A perfumer by trade like his father, Fahiym Hanna credits his father as being integral in learning to run a successful business. Thanks to his father’s tutelage, in 2006 Hanna opened a second location of the family business in Greensboro, NC. With the business profits and time off, Hanna has led local community efforts, creating The Hive Community Center, The Sunflower Center community garden, and affordable collective housing. In addition, Hanna has orchestrated dozens of protests against police brutality, economic and housing injustice and has led calls demanding accountability from local politicians. Hanna was integral in Greensboro’s campaign to raise the minimum wage.
As a policy maker, Fahiym Hanna developed The Essential Worker’s Model, a program creating access to basic human needs and regenerative self-determination. In 2018 and 2020 Hanna ran on this platform for Guilford County’s Board of Commissioners to represent District 8 of NC. Hanna is currently teaching community members the guiding principles that are behind The Essential Worker’s Model and the many other projects he has led.
Fahiym has developed his titular model Soul’s Freedom from the interpretations of his long-time indigenenous practices. These practices are rarely shared outside of his immediate community, are derived from an intentionally nameless shamanic order of monks from Mali Africa, and have been present in the southern bio-regions of the United States since the 1800s. In 2018 Fahiym was given permission/rights to continue to develop the curriculum and teachings from the shamanic order of monks. These teachings center on contemplations of freedom and attraction. Fahiym’s Patreon page affords him the time to pioneer a respectful means of disseminating the teachings to a larger audience and the resource to establish a monastery/Freedom School.
When compared to other modalities of freedom such as freedom is not free (which is a call to fight for autonomy or take autonomy from others); Or freedom as a gift/something givable (from the ruling class, masters or violent colonizers): the expression of such freedom is legitimate only if one can paradoxically demonstrate a measure of coercive self-regulation in its exercise. Soul City Rising was deliberate to create a modalities that minimizes harms and externalities. Soul’s Freedom, a model for an individual’s freedom within the context of society. It’s comprised of three elements that make up the whole.

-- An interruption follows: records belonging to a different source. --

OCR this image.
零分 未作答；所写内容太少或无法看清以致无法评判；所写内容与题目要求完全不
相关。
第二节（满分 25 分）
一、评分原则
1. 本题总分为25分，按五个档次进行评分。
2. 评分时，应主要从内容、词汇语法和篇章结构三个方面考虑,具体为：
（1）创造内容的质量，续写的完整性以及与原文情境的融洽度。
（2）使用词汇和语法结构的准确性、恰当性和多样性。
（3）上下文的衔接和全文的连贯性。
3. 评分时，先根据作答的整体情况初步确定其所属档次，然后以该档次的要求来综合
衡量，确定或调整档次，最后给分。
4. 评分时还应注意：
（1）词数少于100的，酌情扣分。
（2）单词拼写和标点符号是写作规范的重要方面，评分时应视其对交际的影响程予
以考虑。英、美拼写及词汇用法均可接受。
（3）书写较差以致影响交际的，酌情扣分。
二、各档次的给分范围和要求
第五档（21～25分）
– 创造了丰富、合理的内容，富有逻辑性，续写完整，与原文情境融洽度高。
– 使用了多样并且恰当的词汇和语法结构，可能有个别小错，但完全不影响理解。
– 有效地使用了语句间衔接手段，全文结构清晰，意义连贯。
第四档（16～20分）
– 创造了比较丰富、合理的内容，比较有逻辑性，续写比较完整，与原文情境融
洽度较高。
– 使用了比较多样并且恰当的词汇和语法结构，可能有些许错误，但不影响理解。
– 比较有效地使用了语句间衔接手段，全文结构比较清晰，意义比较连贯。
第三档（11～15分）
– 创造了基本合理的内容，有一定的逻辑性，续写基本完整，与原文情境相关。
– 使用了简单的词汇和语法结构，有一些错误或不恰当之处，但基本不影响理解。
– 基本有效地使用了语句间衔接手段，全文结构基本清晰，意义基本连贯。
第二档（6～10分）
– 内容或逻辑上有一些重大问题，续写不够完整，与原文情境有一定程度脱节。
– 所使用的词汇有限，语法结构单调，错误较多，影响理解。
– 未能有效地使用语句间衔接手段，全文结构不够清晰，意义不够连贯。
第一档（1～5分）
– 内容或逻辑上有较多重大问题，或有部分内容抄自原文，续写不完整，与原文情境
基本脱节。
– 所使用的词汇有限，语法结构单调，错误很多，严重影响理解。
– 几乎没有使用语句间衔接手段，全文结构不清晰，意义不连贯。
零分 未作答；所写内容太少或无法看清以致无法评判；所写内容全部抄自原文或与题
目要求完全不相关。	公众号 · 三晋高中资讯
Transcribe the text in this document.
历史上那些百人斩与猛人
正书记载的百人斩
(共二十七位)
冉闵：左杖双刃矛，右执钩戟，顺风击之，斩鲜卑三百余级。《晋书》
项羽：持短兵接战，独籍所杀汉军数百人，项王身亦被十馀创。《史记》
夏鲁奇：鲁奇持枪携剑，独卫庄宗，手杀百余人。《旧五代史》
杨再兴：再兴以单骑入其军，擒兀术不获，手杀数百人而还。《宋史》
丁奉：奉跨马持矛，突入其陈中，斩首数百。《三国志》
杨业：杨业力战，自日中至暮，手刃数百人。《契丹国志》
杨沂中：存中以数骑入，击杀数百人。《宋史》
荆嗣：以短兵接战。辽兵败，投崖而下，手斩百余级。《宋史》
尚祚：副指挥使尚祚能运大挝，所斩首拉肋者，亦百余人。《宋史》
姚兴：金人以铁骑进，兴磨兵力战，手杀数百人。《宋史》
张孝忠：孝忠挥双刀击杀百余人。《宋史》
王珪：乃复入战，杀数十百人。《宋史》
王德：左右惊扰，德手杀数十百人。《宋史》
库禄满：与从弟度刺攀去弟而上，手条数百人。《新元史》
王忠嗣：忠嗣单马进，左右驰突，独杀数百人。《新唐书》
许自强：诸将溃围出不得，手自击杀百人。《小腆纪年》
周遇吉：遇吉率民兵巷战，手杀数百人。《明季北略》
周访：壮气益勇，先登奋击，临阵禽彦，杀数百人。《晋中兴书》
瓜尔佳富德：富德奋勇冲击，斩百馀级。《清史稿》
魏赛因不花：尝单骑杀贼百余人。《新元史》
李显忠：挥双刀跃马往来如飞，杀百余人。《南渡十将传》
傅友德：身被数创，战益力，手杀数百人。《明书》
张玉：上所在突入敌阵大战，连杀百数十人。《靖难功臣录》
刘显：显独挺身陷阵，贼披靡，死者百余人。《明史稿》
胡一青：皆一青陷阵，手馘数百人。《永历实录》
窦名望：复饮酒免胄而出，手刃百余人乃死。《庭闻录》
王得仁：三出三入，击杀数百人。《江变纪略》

This diagram illustrates an individual’s inherent freedom and how its three elements overlap. Please refer to this diagram
The first element is an individual’s Time:
The literal time each person spends awake and devoted to themselves/their own agenda. This may include time spent pursuing passions, creating art or crafting something for themselves, being with friends and family, and self-care. On the diagram, the number of hours of the day an individual spends on someone else’s agenda, moves them further from the center (freedom).
The second element is Agency:
When an individual already has all of their basic needs (sleep, food, water, shelter and security) met, they have space for other thoughts, ideas, and feelings: their agency. An individual’s ability to make decisions for themselves can be obscured and held back by the necessity of securing their basic needs.
The third element is Informed Consent:
The ability for an individual to make choices in order to pursue life, liberty and happiness, including, but not limited to: occupation/work, decisions regarding personal relationships, religious practice, and health. Because education is often absent in decision-making processes that appear to be consensual, Informed Consent includes the ability to make these decisions based on transparent information and full knowledge of: 1.the positive and negative consequences in making a decision, 2. the option not to have to make a decision or 3. the option to decide on something other than what is initially offered.
This freedom is for you to have, This freedom is for others to have and this freedom is not to be taken away from each other. We are aware Soul’s Freedom is not always possible in all the places we come from. But the strength of our migration is hinged on the culture of practicing Soul’s Freedom leading up to the migration and how well we can integrate it into our new township will be a testimony of our success.